Search code examples
rstringcharacter

In R I want to add everything after an underscore to a string in a previous row so that they each have the same string after said underscore


Say I have a column that has the following;

c("Q9NZ", "Q69Z_1036_1037_1_1_S1036", "A3K8", "P123_567_789_1_1_T567")

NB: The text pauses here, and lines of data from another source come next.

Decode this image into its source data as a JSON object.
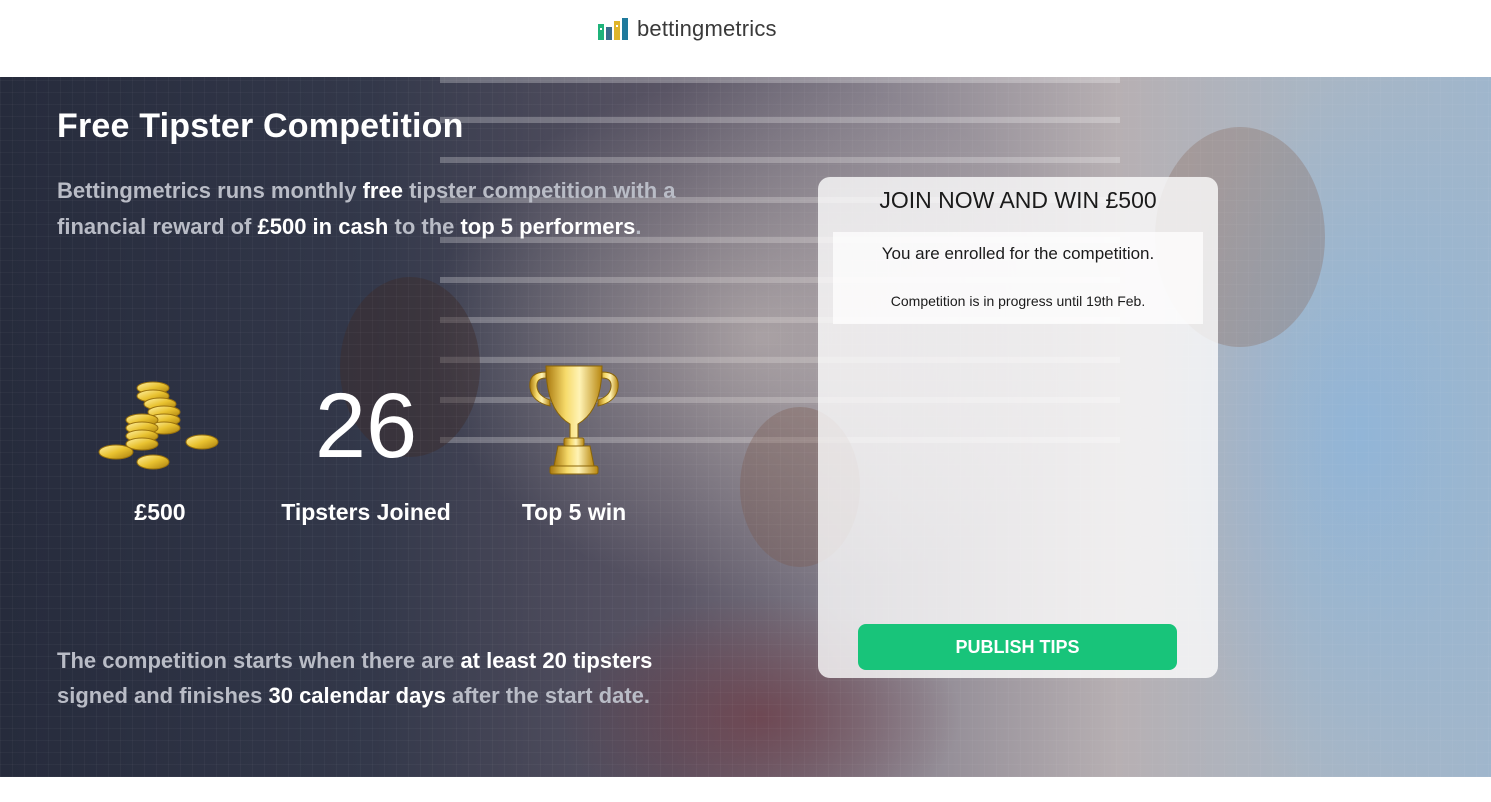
{
  "header": {
    "brand": "bettingmetrics",
    "logo_colors": [
      "#1fb37a",
      "#3a6d8c",
      "#e0b52a",
      "#1f7a9c"
    ]
  },
  "hero": {
    "title": "Free Tipster Competition",
    "description": {
      "p1": "Bettingmetrics runs monthly ",
      "p1_hl": "free",
      "p2": " tipster competition with a financial reward of ",
      "p2_hl": "£500 in cash",
      "p3": " to the ",
      "p3_hl": "top 5 performers",
      "p4": "."
    },
    "stats": [
      {
        "icon": "coins-icon",
        "value": "",
        "label": "£500"
      },
      {
        "icon": "",
        "value": "26",
        "label": "Tipsters Joined"
      },
      {
        "icon": "trophy-icon",
        "value": "",
        "label": "Top 5 win"
      }
    ],
    "footer": {
      "p1": "The competition starts when there are ",
      "p1_hl": "at least 20 tipsters",
      "p2": " signed and finishes ",
      "p2_hl": "30 calendar days",
      "p3": " after the start date."
    }
  },
  "card": {
    "title": "JOIN NOW AND WIN £500",
    "status_main": "You are enrolled for the competition.",
    "status_sub": "Competition is in progress until 19th Feb.",
    "button_label": "PUBLISH TIPS",
    "button_color": "#18c47a"
  }
}
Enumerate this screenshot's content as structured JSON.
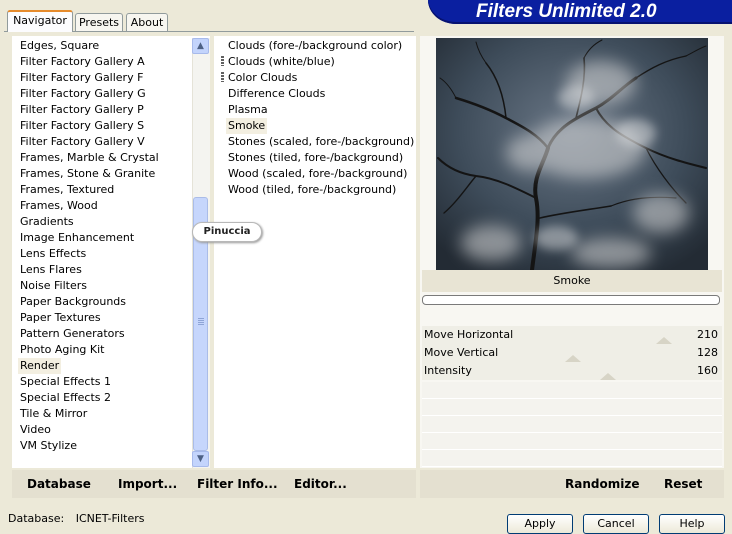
{
  "tabs": [
    {
      "label": "Navigator",
      "active": true
    },
    {
      "label": "Presets",
      "active": false
    },
    {
      "label": "About",
      "active": false
    }
  ],
  "banner": {
    "title": "Filters Unlimited 2.0"
  },
  "categories": [
    "Edges, Square",
    "Filter Factory Gallery A",
    "Filter Factory Gallery F",
    "Filter Factory Gallery G",
    "Filter Factory Gallery P",
    "Filter Factory Gallery S",
    "Filter Factory Gallery V",
    "Frames, Marble & Crystal",
    "Frames, Stone & Granite",
    "Frames, Textured",
    "Frames, Wood",
    "Gradients",
    "Image Enhancement",
    "Lens Effects",
    "Lens Flares",
    "Noise Filters",
    "Paper Backgrounds",
    "Paper Textures",
    "Pattern Generators",
    "Photo Aging Kit",
    "Render",
    "Special Effects 1",
    "Special Effects 2",
    "Tile & Mirror",
    "Video",
    "VM Stylize"
  ],
  "selected_category": "Render",
  "filters": [
    "Clouds (fore-/background color)",
    "Clouds (white/blue)",
    "Color Clouds",
    "Difference Clouds",
    "Plasma",
    "Smoke",
    "Stones (scaled, fore-/background)",
    "Stones (tiled, fore-/background)",
    "Wood (scaled, fore-/background)",
    "Wood (tiled, fore-/background)"
  ],
  "selected_filter": "Smoke",
  "watermark": "Pinuccia",
  "left_buttons": {
    "database": "Database",
    "import": "Import...",
    "filter_info": "Filter Info...",
    "editor": "Editor..."
  },
  "right_buttons": {
    "randomize": "Randomize",
    "reset": "Reset"
  },
  "preview_filter_name": "Smoke",
  "sliders": [
    {
      "label": "Move Horizontal",
      "value": "210",
      "fraction": 0.824
    },
    {
      "label": "Move Vertical",
      "value": "128",
      "fraction": 0.502
    },
    {
      "label": "Intensity",
      "value": "160",
      "fraction": 0.627
    }
  ],
  "status": {
    "label": "Database:",
    "value": "ICNET-Filters"
  },
  "dialog_buttons": {
    "apply": "Apply",
    "cancel": "Cancel",
    "help": "Help"
  },
  "icons": {
    "scroll_up": "chevron-up-icon",
    "scroll_down": "chevron-down-icon"
  },
  "colors": {
    "banner": "#0a1fa0",
    "window_bg": "#ece9d8",
    "active_tab_accent": "#e68b2c"
  }
}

I want the output to find the underscore in the row beneath it and copy that plus the remainder of the string to the row that I am working with. Desired output is;

c("Q9NZ_1036_1037_1_1_S1036" , "Q69Z_1036_1037_1_1_S1036" , "A3K8_567_789_1_1_T567" ,"P123_567_789_1_1_T567")

Solution

  • Here's a dplyr+tidyr method

    data.frame(x) %>% 
      tidyr::separate_wider_delim(x, delim="_", names = c("prefix", "suffix"), too_many = "merge", too_few="align_start") %>% 
      tidyr::fill(suffix, .direction="up") %>% 
      transmute(value=paste(prefix, suffix, sep="_"))
    

    which returns

      value                   
      <chr>                   
    1 Q9NZ_1036_1037_1_1_S1036
    2 Q69Z_1036_1037_1_1_S1036
    3 A3K8_567_789_1_1_T567   
    4 P123_567_789_1_1_T567   
    

    so if you need the data in a data.frame, this might be helpful.